Emerytura matczyna - nowe świadczenie dla rodziców?
Jak wyjaśniła Minister Rodziny, Pracy i Polityki Społecznej Elżbieta Rafalska, nowe świadczenia mają być wsparciem dla matek, które nie nabyły uprawnień do świadczenia z ZUS czy KRUS bądź mają emeryturę niższą niż minimalna. Świadczenie będzie przysługiwało matkom, które nie mają 20 lat stażu pracy, wymaganego do uzyskania emerytury, a osiągnęły wiek 60 lat. Świadczenie ma przysługiwać także ojcom, którzy wychowali co najmniej czworo dzieci.
Zgodnie z wcześniejszymi zapowiedziami, projekt o tzw. matczynych emeryturach miał być omawiany we wtorek.
Świadczenie nie będzie przysługiwać osobie, którą sąd pozbawił władzy rodzicielskiej, lub której sąd ograniczył władzę rodzicielską przez umieszczenie dziecka w pieczy zastępczej oraz w przypadku długotrwałego zaprzestania wychowania małoletnich dzieci, np. ze względu na długotrwałe odbywanie kary pozbawienia wolności, uniemożliwiającego sprawowanie opieki nad dziećmi.

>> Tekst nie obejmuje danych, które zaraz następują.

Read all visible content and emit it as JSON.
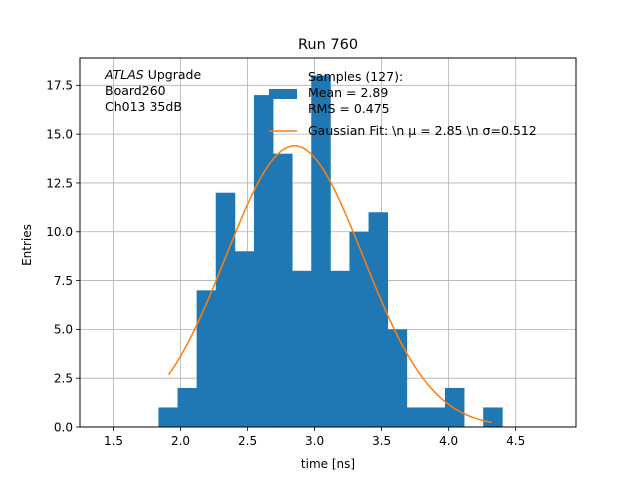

Projekt przewiduje, że nowe świadczenia będą przysługiwały matkom, które urodziły i wychowały przynajmniej czworo dzieci, będą miały prawo do minimalnej emerytury. Otrzymają je osoby, które mają prawo do emerytury, ale jest ona niższa niż minimalna, która od marca będzie wynosiła 1100 złotych.
O świadczenie będą mogli się ubiegać także mężczyźni po osiągnięciu 65 lat, którzy samotnie wychowali czwórkę dzieci. Świadczenie będzie przyznawane na wniosek osoby uprawnionej.
Projekt przygotował resort rodziny, pracy i polityki społecznej. Resort szacuje, że z tej pomocy skorzysta nawet 90 tysięcy osób, które nie wypracowały wymaganego do emerytury stażu i ponad 20 tysięcy osób, które pobierają emeryturę, ale jest niższa od minimalnej.
Planuje się, że ustawa wejdzie w życie 1 marca. Kilka dni temu minister rodziny Elżbieta Rafalska zapewniała, że w budżecie na 2019 rok zabezpieczone zostały pieniądze na realizację programu. Na wypłaty tych świadczeń rząd ma przeznaczyć ponad 960 milionów złotych z rezerwy celowej zapisanej w budżecie państwa.
Rząd chce wesprzeć takie matki, by w przyszłości nie borykały się chociażby z problemem ubóstwa - zaznaczyła minister.
Wyjaśniła, że o takie świadczenie będą mogli ubiegać się także ojcowie, którzy wychowali co najmniej czwórkę dzieci, w sytuacji śmierci matki bądź porzucenia przez nią dzieci.
Minister Elżbieta Rafalska zaznaczyła, że nowe rozwiązanie ma rekompensować rodzicom trudny okres transformacji, kiedy wielu Polaków nie mogło znaleźć zatrudnienia, pracowano w szarej strefie, wiele osób nie ma udokumentowanego stażu pracy i znalazło się poza systemem ubezpieczeniowym.
Minister wyjaśniła, że z szacunków wynika, że o świadczenie uzupełniające będzie mogło ubiegać się około 90 tysięcy mam a w niektórych przypadkach także ojców.
Na wypłaty tych świadczeń rząd ma przeznaczyć ponad 960 milionów złotych z rezerwy celowej zapisanej w budżecie państwa. Minister Elżbieta Rafalska zwróciła uwagę, że zgodnie z obowiązującym obecnie wiekiem emerytalnym o świadczenie uzupełniające będą mogły ubiegać się osoby mające co najmniej 60 lat w przypadku kobiet i 65 lat w przypadku mężczyzn.